Hundreds of nurses turned out to rallies across Alberta Thursday protesting against wage freezes, possible privatization of services and cutbacks to the public health-care system.
The United Nurses of Alberta held 33 rallies in 25 communities. They were joined by members of the Alberta Union of Provincial Employees at locations including Foothills Hospital in Calgary and the Misericordia Hospital in Edmonton.
About 200 UNA and AUPE members lined 111th Avenue outside the Royal Alexandra Hospital in Edmonton over the lunch hour.
They waved flags and chanted slogans like, “No more cuts, Kenney sucks” as passing motorists honked their horns.
Nurses say they are seeing effects of cuts they say they are hurting health care. They are also concerned the government intends to lay off registered nurses and use licensed practical nurses in their place — making LPNs do more work without paying them more money.
The government contends that an effort to reduce costs will not reduce care.
“It’s what we campaigned on, the MacKinnon report and the AHS review confirmed it,” Steve Buick, press secretary for Health Minister Tyler Shandro, said in an email Thursday afternoon.

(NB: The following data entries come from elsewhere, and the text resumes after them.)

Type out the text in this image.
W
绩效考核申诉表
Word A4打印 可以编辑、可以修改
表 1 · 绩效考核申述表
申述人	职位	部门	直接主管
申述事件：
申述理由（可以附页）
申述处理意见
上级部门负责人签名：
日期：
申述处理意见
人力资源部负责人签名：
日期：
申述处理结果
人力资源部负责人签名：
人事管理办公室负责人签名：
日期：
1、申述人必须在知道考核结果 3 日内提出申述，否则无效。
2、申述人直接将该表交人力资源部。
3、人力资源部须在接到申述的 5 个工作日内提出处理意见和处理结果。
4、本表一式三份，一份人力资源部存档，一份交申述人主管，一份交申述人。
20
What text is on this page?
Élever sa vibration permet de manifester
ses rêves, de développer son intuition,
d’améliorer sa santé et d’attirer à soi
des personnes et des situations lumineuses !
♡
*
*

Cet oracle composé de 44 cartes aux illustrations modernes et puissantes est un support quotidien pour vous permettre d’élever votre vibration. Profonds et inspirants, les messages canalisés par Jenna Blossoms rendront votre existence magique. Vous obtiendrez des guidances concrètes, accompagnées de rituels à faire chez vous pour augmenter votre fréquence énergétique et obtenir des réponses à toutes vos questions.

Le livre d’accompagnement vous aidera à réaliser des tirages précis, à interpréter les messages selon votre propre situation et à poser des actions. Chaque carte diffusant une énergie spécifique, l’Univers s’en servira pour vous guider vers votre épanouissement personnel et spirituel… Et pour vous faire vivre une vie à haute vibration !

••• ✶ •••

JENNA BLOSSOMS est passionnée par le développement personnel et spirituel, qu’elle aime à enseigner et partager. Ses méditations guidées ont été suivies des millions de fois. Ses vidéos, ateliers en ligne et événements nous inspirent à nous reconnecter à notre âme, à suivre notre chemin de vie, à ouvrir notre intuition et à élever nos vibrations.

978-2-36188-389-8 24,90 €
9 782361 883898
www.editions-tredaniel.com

“We campaigned on strengthening our publicly-funded health system, starting with increasing access and reducing wait times. Every dollar we save will stay in the system to do that, including funding 80,000 more surgeries to give Albertans the best access in Canada.”
The government started off bargaining for the next collective agreement with UNA by offering four years of pay freezes and cuts to some contract provisions.
A report this month by Ernst & Young contained 57 recommendations and 72 savings opportunities to improve the quality and sustainability of health service. The report outlined ways to save up to $1.9 billion.
Shandro has said some of its recommendations will be off the table. AHS is reviewing the report and has said it will develop a detailed implementation plan within 100 days.
“I am out here today because I really value public health care,” said Samantha Waller, an intensive care nurse at the Royal Alex. “I value the services that I provide. I know it’s important to my patients and their families and I know it’s worth fighting for.”
Aisha Brown, another registered nurse at the same hospital, recently returned to work after tearing a muscle in her shoulder while lifting a patient to take her to the washroom. The injury occurred while her unit was short-staffed, she said.
Like Waller, Brown is concerned about quality of care she is able to provide patients.
“It’s so unfair for patients. It’s unsafe for the staff. It’s not a good situation for anybody right now,” she said.
“I love my job. I love what I do. And I just want to do it to the best of my ability and right now I’m not able to do that.”
In Calgary, about 200 workers were joined by NDP Leader Rachel Notley at a rally outside Foothills Hospital.
Notley told reporters she is hearing more frustration every day about the direction of the United Conservative government is taking on health care.
“On the doorsteps, people are angry about the attacks on health care that Jason Kenney is introducing,” Notley said. “They remember him promising not to do this.”
The government has asked for expressions of interest from companies interested in providing surgeries like hernia repair and mastectomies in non-hospital, private surgical facilities.
Patient safety ‘at risk’
Nurses were joined by members of AUPE at a protest of about 50 to 60 stood outside Alberta Hospital Edmonton, a psychiatric facility in the city’s far northeast.
AUPE member Pauline Clark has worked as a psychiatric aide at Alberta Hospital for 21 years. She said she is concerned about the impact of job cuts because the patients on her unit can be volatile.
“The safety of our patients, the safety of our unit, that is our No. 1 goal,” Clark said. “If they cut staff, that is going to put everyone at risk.”
Clark said all the public sector unions in Alberta are facing the same negotiations and the same attempts at cost-cutting.
“All the unions in this province are united as one,” she said. “We are all saying the same thing to Jason Kenney. Stop. Take a look at what you are doing. This is dangerous.”
The province has proposed the nearly 24,000 AUPE members who work in general government services take a one-per-cent salary rollback, followed by three years of no increases, in the next collective agreement.
The government also wants to remove provisions against contracting out and layoffs.
AUPE president Guy Smith is expecting the same for union members who work in health care as those negotiations get underway in the next two weeks.
“Those issues are going to be dealt with at the negotiating table hopefully, but we’ve also been preparing our members for the fact they may have to take job action in order to resolve this,” Smith said. “Because it’s going to be a struggle to do that at the bargaining table.”